3才からサッカーを初め、小学校中学校とサッカーしかやってこなかった彼は突然その夢をたたれてしまい、ずっとさ迷い続けていると言う。


「明日が試合の日なんだ。」


もしかして、明日の試合がこの高校。


あ、いけない。


スマホを取りに来たことを忘れるし。


「あのね。もし良かったら家にこない。」


彼はもの凄く驚いてるけど、今からスーパーに行って夕食を作らないといけない。


「詳しい事は家で聞くから、私の後を着いて来て。」


ごめんね。


走るから、しっかり着いて来てよ。


あれ、もしかしてこれって瞬間移動ですか。


彼が私の手を握ってた。


「僕を怖がらない子は初めて。ここのスーパーで良かった。」


「ありがとう。正解です。」


彼と手をつないでスーパーに入るけど、誰にも彼は見えていないはず。


今日はハンバーグだから豚挽き肉を買って、ジャガイモでポテトサラダを作り、豚汁にしよう。
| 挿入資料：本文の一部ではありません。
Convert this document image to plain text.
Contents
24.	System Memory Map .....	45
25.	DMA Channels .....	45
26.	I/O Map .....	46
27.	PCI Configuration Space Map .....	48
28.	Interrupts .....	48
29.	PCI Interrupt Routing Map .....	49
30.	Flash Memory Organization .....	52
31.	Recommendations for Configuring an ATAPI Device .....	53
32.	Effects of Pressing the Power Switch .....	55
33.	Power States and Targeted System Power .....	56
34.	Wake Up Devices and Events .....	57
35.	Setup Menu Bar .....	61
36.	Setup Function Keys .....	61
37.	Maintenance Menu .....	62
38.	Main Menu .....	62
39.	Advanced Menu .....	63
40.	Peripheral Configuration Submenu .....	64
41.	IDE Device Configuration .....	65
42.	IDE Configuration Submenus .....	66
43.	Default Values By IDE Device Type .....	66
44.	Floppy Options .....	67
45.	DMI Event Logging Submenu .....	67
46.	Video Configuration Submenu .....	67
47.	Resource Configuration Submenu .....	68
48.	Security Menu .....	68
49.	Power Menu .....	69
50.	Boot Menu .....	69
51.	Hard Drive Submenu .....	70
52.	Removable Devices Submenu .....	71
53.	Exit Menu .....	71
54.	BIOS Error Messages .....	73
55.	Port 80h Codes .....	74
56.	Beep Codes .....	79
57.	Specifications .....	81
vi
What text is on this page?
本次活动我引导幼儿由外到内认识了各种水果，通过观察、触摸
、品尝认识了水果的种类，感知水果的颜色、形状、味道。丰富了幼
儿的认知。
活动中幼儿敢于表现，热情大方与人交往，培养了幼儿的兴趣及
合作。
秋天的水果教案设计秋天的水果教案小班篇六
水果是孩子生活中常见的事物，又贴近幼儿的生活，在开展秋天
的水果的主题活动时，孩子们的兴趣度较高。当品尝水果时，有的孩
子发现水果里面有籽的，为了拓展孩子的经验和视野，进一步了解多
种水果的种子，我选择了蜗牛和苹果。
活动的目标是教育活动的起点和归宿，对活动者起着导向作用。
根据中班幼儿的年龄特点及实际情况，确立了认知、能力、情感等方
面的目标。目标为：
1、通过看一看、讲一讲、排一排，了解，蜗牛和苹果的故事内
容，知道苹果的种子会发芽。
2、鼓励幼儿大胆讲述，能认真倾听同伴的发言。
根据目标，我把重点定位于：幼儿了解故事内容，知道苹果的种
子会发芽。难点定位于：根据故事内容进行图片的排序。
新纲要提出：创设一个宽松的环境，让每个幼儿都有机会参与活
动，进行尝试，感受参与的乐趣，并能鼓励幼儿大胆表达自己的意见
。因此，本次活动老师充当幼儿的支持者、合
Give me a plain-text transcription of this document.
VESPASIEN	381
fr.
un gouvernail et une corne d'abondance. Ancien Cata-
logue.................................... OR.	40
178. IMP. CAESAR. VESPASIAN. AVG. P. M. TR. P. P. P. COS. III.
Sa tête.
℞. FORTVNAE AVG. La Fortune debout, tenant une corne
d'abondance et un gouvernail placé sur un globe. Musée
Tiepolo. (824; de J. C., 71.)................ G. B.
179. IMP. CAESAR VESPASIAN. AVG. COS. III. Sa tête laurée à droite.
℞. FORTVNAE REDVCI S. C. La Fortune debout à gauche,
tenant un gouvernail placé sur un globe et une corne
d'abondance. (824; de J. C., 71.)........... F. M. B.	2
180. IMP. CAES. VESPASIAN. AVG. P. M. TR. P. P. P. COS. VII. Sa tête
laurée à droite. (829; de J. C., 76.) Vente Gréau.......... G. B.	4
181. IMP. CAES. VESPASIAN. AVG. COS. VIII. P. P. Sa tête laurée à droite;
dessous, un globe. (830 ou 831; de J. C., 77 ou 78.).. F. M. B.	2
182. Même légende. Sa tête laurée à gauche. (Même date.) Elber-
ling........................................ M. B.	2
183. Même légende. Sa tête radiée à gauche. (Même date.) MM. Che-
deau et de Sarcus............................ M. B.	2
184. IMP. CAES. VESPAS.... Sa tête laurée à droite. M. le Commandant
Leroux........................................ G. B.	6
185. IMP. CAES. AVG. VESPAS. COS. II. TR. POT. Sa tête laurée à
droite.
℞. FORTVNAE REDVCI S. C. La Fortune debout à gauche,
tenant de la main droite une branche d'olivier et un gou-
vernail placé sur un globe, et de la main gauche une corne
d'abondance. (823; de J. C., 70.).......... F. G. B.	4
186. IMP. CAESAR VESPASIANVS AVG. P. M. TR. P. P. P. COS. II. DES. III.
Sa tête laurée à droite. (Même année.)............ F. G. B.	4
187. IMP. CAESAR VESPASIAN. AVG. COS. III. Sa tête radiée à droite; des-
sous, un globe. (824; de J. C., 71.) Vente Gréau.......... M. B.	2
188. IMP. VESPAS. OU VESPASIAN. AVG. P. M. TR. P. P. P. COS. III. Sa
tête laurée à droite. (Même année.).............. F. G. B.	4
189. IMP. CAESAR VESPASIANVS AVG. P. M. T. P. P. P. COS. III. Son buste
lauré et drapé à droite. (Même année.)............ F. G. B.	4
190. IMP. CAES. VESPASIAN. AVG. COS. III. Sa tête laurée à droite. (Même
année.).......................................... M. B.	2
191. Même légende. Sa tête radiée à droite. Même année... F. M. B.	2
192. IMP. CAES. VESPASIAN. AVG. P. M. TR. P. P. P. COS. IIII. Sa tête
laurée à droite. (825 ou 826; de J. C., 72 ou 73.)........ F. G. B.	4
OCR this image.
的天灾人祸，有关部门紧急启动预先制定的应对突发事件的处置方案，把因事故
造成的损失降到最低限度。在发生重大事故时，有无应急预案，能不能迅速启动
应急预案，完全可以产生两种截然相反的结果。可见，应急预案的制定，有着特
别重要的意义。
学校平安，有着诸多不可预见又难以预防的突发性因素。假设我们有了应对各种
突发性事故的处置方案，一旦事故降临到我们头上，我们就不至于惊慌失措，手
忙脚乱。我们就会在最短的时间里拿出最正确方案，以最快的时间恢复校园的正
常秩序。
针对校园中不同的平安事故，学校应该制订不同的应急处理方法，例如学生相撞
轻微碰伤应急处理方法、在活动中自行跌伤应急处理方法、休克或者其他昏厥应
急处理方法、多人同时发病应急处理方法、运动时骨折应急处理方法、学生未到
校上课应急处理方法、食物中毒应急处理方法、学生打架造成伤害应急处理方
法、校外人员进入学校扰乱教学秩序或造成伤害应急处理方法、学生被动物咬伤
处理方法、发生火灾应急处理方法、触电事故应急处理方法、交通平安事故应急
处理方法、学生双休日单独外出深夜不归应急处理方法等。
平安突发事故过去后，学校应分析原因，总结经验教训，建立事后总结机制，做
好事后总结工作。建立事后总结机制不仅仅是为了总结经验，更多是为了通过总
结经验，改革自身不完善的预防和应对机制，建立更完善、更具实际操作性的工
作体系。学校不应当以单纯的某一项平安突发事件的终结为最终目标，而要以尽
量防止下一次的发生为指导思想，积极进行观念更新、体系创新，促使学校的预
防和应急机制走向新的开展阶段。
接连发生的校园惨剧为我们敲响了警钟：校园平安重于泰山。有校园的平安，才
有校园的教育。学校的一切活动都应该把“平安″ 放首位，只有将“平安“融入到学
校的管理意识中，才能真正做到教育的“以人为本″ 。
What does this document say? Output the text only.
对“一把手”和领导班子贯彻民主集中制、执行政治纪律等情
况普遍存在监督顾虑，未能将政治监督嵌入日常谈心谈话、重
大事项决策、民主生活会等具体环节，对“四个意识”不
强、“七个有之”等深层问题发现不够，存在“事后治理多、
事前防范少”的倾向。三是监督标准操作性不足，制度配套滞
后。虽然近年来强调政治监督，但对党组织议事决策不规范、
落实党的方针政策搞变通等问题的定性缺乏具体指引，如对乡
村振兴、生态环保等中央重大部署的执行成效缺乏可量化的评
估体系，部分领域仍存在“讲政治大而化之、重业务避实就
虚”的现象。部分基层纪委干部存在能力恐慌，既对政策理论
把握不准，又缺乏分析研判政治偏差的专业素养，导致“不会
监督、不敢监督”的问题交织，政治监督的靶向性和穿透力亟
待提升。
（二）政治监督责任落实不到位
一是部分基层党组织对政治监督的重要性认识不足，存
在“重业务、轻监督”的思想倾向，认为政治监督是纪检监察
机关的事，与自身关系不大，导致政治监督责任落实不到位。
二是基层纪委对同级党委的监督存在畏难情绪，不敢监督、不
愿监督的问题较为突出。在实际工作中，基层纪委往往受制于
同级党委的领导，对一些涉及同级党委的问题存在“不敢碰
え、彼には私が思ってる事はお見通しのようで、カゴに豚挽き肉とジャガイモ、大根や人参をどんどん入れてる。


「僕もハンバーグすきだったから。」


そうなんだ。


じゃ、彼の分も。


「僕のはいらないよ。」


ごめん。


「気にしないで。僕は花菜に会えて嬉しいから。」


うん。


「このチョコ好きだったな。」


じゃ、買おう。


「いいの。」


うん。


買いすぎてしまったな。


袋が重い。


え、又瞬間移動。


気がつけばマンションの前にいた。


「偶然だね。このマンションに僕も住んでたんだ。」


3階の302が私が住んでる部屋。


え、もしかして、航平君がこの部屋に住んでいた訳ですか。


三年前母さんが亡くなった日に、彼は事故にあっていた。


こんな偶然があるのか。


母さんが亡くなって、このマンションに二年前引っ越して来た。


父さんの職場にも近いし、私たちの通う学校も近いからこのマンションに決めたんだ。


302は母さんが夢に出て来て、この部屋は日当たりが良いと勧めてくれたから。


「大丈夫だよ。今花菜のお母さんと話したからね。」


玄関のドアを開けると、母さんが笑顔で迎えてくれた。


「航平君いらっしゃい。」


私を無視して二人で会話してるし。